The language of the seventeenth-century poet-priest George Herbert with its heartfelt direct address is here realised, but sequestered within a dream.
Lewis Carroll’s friendships with members of the Pre-Raphaelite movement, particularly the Rossettis and Holman Hunt, had their effect in both his parodic medieval comic verses and his more troubled poems such as “Stolen Waters”, which imagines a destructive and obsessional love. Its title is drawn from Proverbs: “Stolen waters are sweet and bread eaten in secret is pleasant” (9:17). He also knew John Ruskin, the great social and aesthetic critic and supporter of the Pre-Raphaelites (who discouraged him about his drawing and who himself acted as drawing master to Alice Liddell). Ruskin was for a time resident at Christ Church so that the two men had opportunities for conversation. Ruskin’s name turns up in several of the poems, particularly in “Hiawatha’s Photographing”, where he has been misunderstood by the son of the house who has set about organising himself in curves, imagining that he is following Ruskin’s edict on beauty.

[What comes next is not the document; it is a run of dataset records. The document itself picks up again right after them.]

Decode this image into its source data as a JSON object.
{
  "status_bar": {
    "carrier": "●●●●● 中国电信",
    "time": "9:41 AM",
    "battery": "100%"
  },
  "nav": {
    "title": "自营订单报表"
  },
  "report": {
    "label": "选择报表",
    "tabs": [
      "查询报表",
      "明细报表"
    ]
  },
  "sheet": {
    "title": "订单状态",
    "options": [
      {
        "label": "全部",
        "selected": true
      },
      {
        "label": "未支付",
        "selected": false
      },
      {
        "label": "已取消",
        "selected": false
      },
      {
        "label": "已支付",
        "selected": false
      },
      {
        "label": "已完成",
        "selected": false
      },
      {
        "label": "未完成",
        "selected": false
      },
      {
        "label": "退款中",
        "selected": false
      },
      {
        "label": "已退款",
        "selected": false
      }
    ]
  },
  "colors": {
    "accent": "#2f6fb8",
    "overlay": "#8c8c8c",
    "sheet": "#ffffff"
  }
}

Curves pervading all his figure,
Which the eye might follow onward,
Till they centred in the breast-pin,
Centred in the golden breast-pin.
He had learnt it all from Ruskin,
(Author of The Stones of Venice,
“Seven Lamps of Architecture,
Modern Painters,” and some others);
And perhaps he had not fully
Understood the author’s meaning;
But, whatever was the reason,
All was fruitless, as the picture
Ended in a total failure.
Perhaps unexpectedly, “Hiawatha’s Photographing” is the only one of Carroll’s poems that engages fully with his other great enthusiasm: photography. In the later version of the poem (in this volume) in Phantasmagoria, he contrives a brilliantly exact description of the cold collodion method of developing photographs, working within the constraints of Longfellow’s metre which he is mimicking. Henry Longfellow’s epic and much-parodied poem The Song of Hiawatha is written in a metre that is both lulling and engrossing (see Notes). The second of Carroll’s three stanzas about the processing of photographs runs thus:
Secondly, my Hiawatha
Made with cunning hand a mixture
Of the acid Pyro-gallic,
And of Glacial Acetic,
And of Alcohol and water:
This developed all the picture.
There is much to be written, and much that has been written, about Lewis Carroll’s enthusiasm for photography: it gave him access to a great range of people, such as the Tennysons and Darwin to whom he offered a photograph for inclusion in The Expression of the Emotions in Man and Animals, and it formed a pervasive element in his friendships with young girls. However, for an edition of his verse it scarcely figures as a topic beyond the invention of “Hiawatha”.3 One might argue that the acrostics in which he delighted particularly in his later years have something of the same function as photographs in establishing intimacy and distance at once. Both demand intricate technique and both provoke a particularly strong and yet controlled relationship between subject and practitioner: the photographer looks through a lens at a distance, all attention focused on the one person, who is highly conscious of being that focus; the poet offers poems that have in them beneath the surface a verbal message that speaks directly to that person alone, her name concealed and revealed in the letters of the verses (see “Poems for Friends”). Reciprocity is hidden but essential in both practices. But beyond that, it is not easy to uncover parallels. Carroll was a man who relished a variety of forms for his creativity, including most particularly mathematics; poetry and photography were among the most compelling, yet without a manifest relation between them.